Seventh grade, now. Denise, a classmate, wrote a page and a half of a story and, upon hitting a dead end, asked me to finish it. The result was The Island Prison—a story about a class field trip that foils a Russian military plot to destroy America. Good thing those kids stopped the invasion! (Laugh all you want—Hollywood made two versions of Red Dawn.)
I CAN Write.
My English teacher, Miss Lesko, asked me to read The Island Prison to all her classes—my rock star moment. I’d written a story, and people listened with interest. From then on, my sports daydreams were practice scenes for books I would write.
When I turned sixteen, I got a driver’s license and began dating. In one of my life’s most influential moments, I took a girl to a local drive-in. A horror movie was playing, and I hoped she might slide a little closer if it was scary enough. The movie was George Romero’s Night of the Living Dead, and the film did not have the effect I’d hoped for. She put on a sweater six minutes into the film (August in Cleveland—not very cold).

The movie gave me decades of nightmares. I was already a fan of Lovecraft and Poe, and the movie cemented a lifelong literary infatuation with horror. In 2010, I wrote my take on zombies with Dead Beyond the Fence—a zombie apocalypse story set in Fort Collins.
At seventeen, my father kept tabs on me at college through a professor friend. Horst asked me what I wanted to do after graduation, and I told him I would be a writer. He gave me this sound advice (try to read it with a slight German accent): “Sleep with as many women as you can. Drink as much as you can. And get into as much trouble as you can. This will all help you.” It did.
At college, I decided to buckle down and write a full-length novel. My chosen subject was the Alamo. As often happened when I was young, the story accelerated, and the finished “novel” was only seventy pages long. By then, I was a sophomore, working at the Jack in the Box burger stand to pay tuition. My creative writing instructor was the great James Crumley (the excellent mystery writer).

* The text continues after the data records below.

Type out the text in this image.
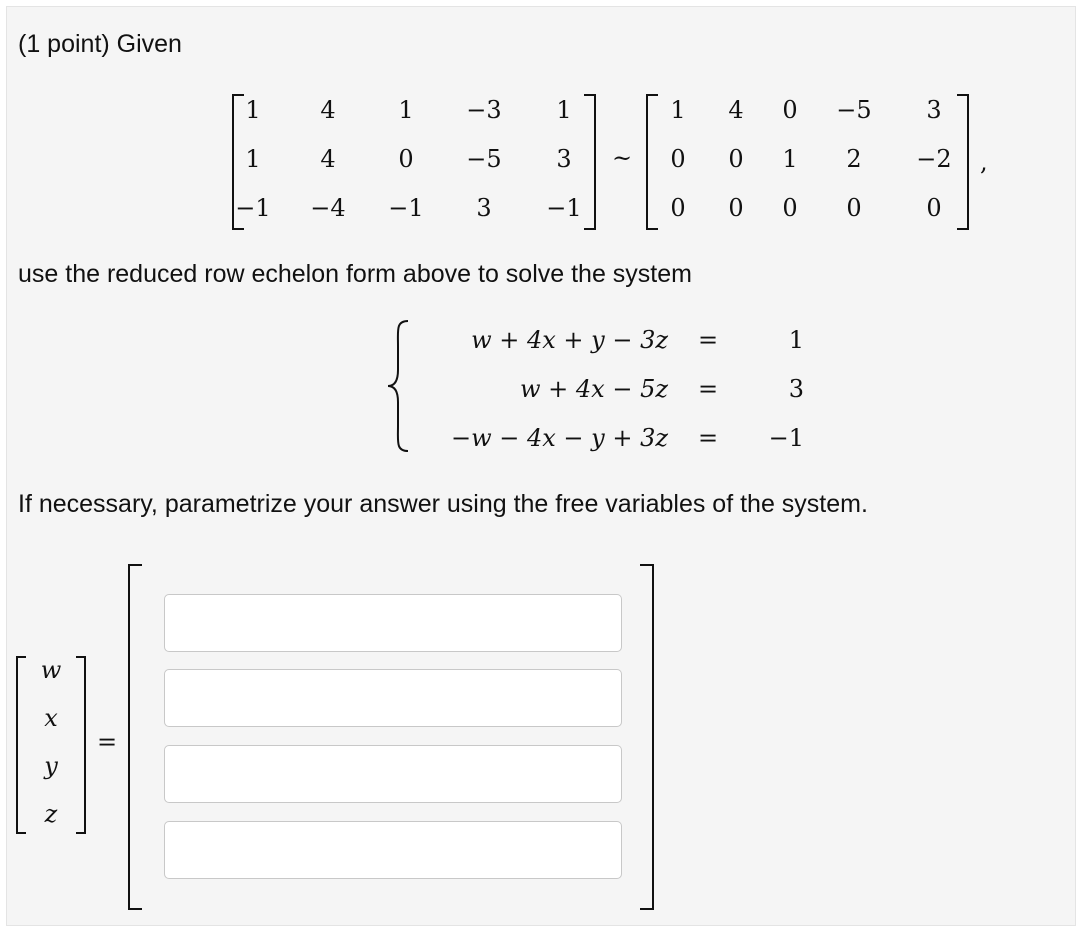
(1 point) Given
1	4	1	−3	1
1	4	0	−5	3
−1	−4	−1	3	−1
~
1	4	0	−5	3
0	0	1	2	−2
0	0	0	0	0
,
use the reduced row echelon form above to solve the system
w + 4x + y − 3z =	1
w + 4x − 5z =	3
−w − 4x − y + 3z =	−1
If necessary, parametrize your answer using the free variables of the system.
w
x
y
z
=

He used to come through the drive-thru after a night in the bars, and he recognized me from class. “The world needs a good Alamo story,” he told me, and late-night bar goggles or not, I believed him. Years later (by now, you get the idea), I wrote The Breach—a novel about the Alamo, told from the Mexican point of view.
In my case, those early writing adventures laid a solid foundation for my adult writing. How about you? Did you have a “rock star moment” that changed your perception of the future? Did a movie scare (or thrill) you into the pursuit of your genre?